At a meeting Monday night, West Vancouver councillors and staff apologized for the widely criticized November incident in which about a dozen huge trees, some as old as 700 years, were cut down as part of a water infrastructure project above Eagle Lake. The error, which ran counter to a municipal policy encouraging the protection of old growth, was discovered by hikers in May, prompting the district to call for an investigation. That report, which was presented to council on Monday, helped explain how the mistake had happened, but also warned more big trees would have to come down: The infrastructure project, which involves diversion of water feeding Eagle Lake — the source of roughly 50 per cent of the community’s drinking water — simply has to be completed, according to staff.
“It is clear that the extent of consultation, both internally and externally, prior to the tree cutting was inadequate,” wrote Raymond Fung, director of engineering, in the report. “Exacerbated by the desire to complete tree work in a timely way, staff failed to properly recognize the full environmental values associated with the site.”
“The inadvertent loss of the old growth trees is extremely regrettable, and I wish to apologize on behalf of the engineering department,” Fung added at the meeting.

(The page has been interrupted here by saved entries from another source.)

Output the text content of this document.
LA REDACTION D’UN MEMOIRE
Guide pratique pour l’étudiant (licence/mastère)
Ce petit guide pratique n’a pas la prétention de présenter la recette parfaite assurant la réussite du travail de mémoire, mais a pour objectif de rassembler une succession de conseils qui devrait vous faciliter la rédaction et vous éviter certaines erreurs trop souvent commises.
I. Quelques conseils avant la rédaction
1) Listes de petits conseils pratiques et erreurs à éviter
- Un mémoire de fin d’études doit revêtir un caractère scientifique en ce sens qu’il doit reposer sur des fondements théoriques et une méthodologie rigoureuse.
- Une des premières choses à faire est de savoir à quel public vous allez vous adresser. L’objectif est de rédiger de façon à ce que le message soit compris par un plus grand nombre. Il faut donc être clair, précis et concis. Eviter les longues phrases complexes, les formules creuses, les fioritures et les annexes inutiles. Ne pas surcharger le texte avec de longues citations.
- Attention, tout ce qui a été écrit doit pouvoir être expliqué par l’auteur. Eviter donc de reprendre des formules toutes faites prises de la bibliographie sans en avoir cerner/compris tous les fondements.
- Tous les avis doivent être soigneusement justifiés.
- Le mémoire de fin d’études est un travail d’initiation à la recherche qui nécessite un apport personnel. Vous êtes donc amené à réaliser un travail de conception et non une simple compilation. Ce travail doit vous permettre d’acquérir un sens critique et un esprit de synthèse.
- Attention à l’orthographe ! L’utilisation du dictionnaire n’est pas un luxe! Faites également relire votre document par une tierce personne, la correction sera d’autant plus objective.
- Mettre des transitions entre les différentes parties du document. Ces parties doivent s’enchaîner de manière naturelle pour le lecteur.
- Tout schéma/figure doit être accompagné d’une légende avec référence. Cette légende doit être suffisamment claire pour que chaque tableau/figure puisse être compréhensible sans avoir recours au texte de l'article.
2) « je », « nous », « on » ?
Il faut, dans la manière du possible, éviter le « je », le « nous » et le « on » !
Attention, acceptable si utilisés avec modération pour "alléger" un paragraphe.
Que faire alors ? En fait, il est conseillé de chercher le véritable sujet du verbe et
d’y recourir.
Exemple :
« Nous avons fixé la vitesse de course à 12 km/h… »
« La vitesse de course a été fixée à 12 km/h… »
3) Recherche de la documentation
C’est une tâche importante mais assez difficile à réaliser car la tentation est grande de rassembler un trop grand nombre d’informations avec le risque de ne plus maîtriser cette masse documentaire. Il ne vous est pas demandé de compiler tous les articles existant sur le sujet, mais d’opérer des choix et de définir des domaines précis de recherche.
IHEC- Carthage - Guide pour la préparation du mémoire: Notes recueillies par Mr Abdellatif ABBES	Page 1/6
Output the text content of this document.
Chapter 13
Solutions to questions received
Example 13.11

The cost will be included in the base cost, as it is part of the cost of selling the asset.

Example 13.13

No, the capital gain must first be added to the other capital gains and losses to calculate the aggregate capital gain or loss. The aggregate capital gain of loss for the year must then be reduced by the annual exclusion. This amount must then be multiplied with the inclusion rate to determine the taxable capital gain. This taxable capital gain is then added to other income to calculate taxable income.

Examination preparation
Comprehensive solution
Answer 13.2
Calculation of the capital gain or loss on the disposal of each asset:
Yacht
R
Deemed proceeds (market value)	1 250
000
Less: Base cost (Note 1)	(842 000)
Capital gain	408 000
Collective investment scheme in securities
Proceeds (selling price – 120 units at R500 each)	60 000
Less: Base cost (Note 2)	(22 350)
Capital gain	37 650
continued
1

To remedy the problem, Fung put forward a number of changes staff will have to follow. Among them: Seeing that all district departments collaborate on Upper Lands projects to make sure all natural assets are documented and retained in a database; making sure staff are familiar with the district’s tree policy documents; adding more consultation to include conservation groups; and ensuring that an arborist is included on any integrated design team.
Two of the community’s leading stewardship groups, the Old Growth Conservancy Society and the West Vancouver Streamkeepers Society, were at the meeting to accept council’s apology and to give some recommendations of their own.
“We find it hard to express how upset and disappointed we are with what has happened with the Black Creek diversion project,” said Alan Bardsley, vice-president of the OGCS.
Among their recommendations: Fill the vacant position of environmental manager, a posting that has been vacant since September 2011.
“It never should have gotten to this point,” he said. “There should have been someone on district staff who had the experience, knowledge and most importantly, the authority, to have noticed what was happening and questioned what was planned.”
Staff are still reviewing the environment manager’s portfolio and are not ready to commit to when or if it will be filled, Fung said.
Ultimately, both stewardship groups have endorsed the district’s plans to make regulatory changes, and to finish the diversion project.
“We recognize that stopping the project, as is, is not in the interest of the district, the taxpayers or the environment,” Bardsley said. “We do insist that the number of additional trees to be cut be kept to the absolute minimum required to safely complete the construction.”
Sale of the timber from the felled trees, valued around $13,000, will be donated to WVSS and OGCS as well.
Contrary to popular belief and to the surprise of some council members, there are no bylaws stopping the district from cutting old growth trees.
“Our guiding documents, like OCP and tree policy talk about encouraging measures to protect old growth, however we could not find a policy that actually prevents or prohibits the cutting of old growth trees at this point,” Fung said.
This triggered a debate from council and a motion from Coun. Trish Panz to put a moratorium on all Upper Lands development until the district had established a legal mechanism to prevent future old growth loss.